Scientific American, April 2000, had an article on “Brown Dwarfs”, also known as “failed stars”. These accumulations of matter from dust and gas clouds are not massive enough or hot enough to sustain nuclear fusion (hydrogen to helium) in their cores, and so do not shine brightly like stars, but emit only weak light from the energy liberated by their gravitational contraction, as well as some from deuterium fusion. .

Yet they are bigger than the solar planet Jupiter, our biggest, which also generates some internal heat. A minimum-size brown dwarf has a mass of about 13 Jupiters, while a minimum-size star would have a mass of about 75 Jupiters. Our Sun is 1000 times bigger than Jupiter.

There now seems to be a continuous series of sizes in celestial objects, from an asteroid (which may have an irregular shape like a big rock, not even be spherical), to a satellite like our Moon, to a small stony planet like Earth or Mars, to a big gaseous planet like Jupiter, to a small brown dwarf like Gliese 229B, to a larger brown dwarf like Teide 1, to a red dwarf star like Gliese 229A, to a yellow star like the Sun, to a big blue star which lasts only a few million years, because of its fast production of energy.

As the picture accompanying the article shows, these objects differ in mass, radius, surface temperature, age, the presence or absence of nuclear reactions, presence or absence of lithium (only brown dwarfs have it, not stars), and whether they mix from surface to centre by convection or have a layered structure like Jupiter and smaller planets.

“Planets versus Brown Dwarfs”:

Is there a fundamental difference between the largest planets and the smallest brown dwarfs? The classical view is that planets form in a different way than brown dwarfs or stars do. Gas-giant planets are thought to build up from planetesimals — small rocky or icy bodies-amid a disk of gas and dust surrounding a star. Within a few million years these solid cores attract huge envelopes of gas.This model is based on our own solar system and predicts that all planets should be found in circular orbits around stars and that gas giant planets should travel in relatively distant orbits.

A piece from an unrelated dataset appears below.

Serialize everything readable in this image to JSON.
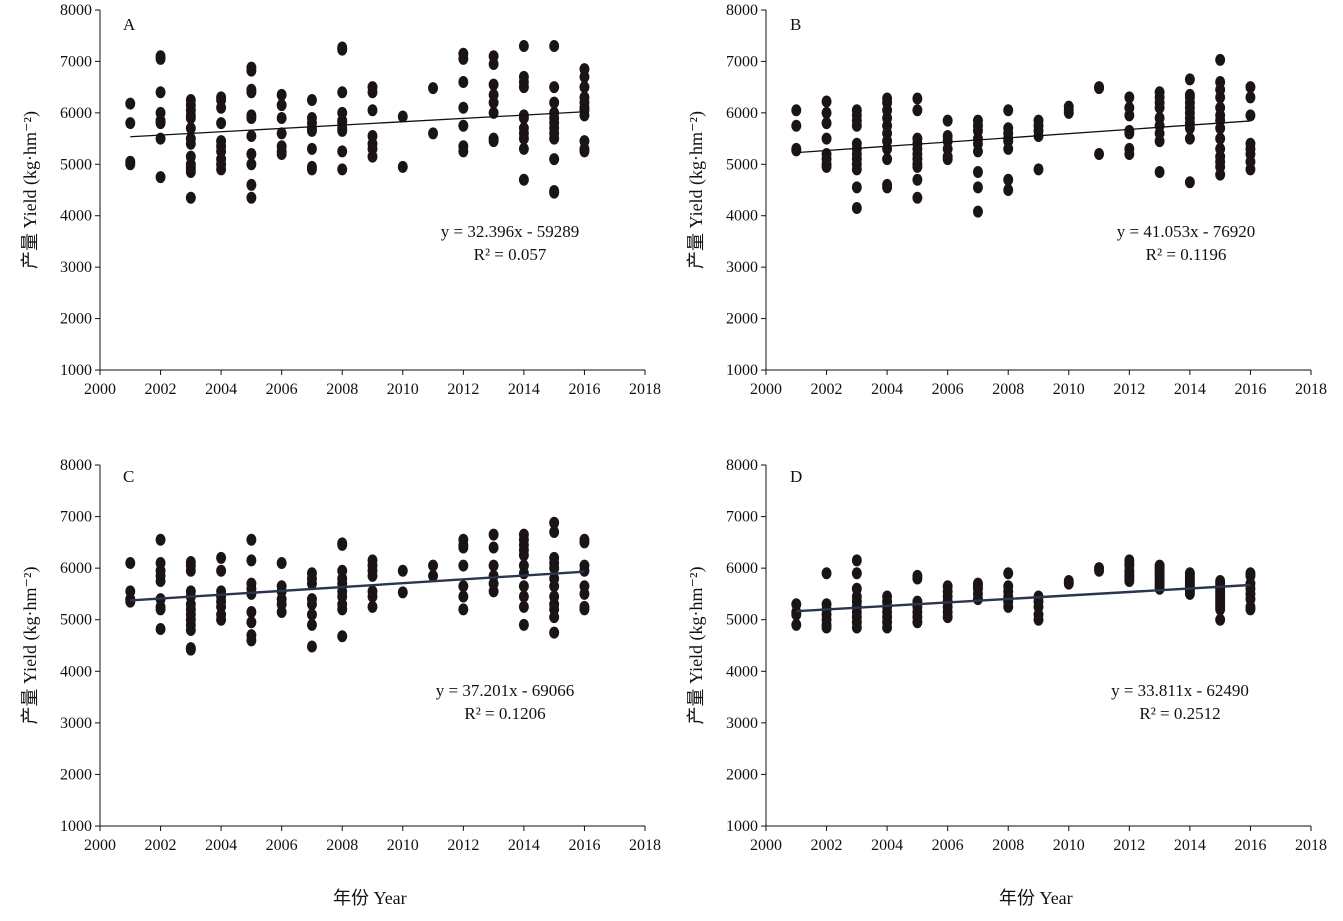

These expectations have been shattered by the discovery of the first extrasolar giant planets. Most of these bodies have been found in close orbits, and most travel in eccentric ovals rather than in circles. Some theorists have even predicted the existence of lone planets, thrown out of their stellar systems by orbital interactions with sibling planets. This makes it very hard for observers to distinguish planets from brown dwarfs on the basis of how or where they formed or what their current location and motion is. We can find brown dwarfs by themselves or as orbital companions to stars or even other brown dwarfs. The same may be true for giant planets.

An alternative view is gaining adherents: to distinguish between planets and brown dwarfs based on whether the object has ever managed to produce any nuclear fusion reactions. In this view, the dividing line is set at about 13 Jupiter-masses. Above that mass, deuterium fusion occurs in the object. The fact that brown dwarfs seem to be less common than planets-at least as companions to more massive stars-suggests that the two types of objects may form by different mechanisms. A mass-based distinction, however, is much easier to observe. -G.B.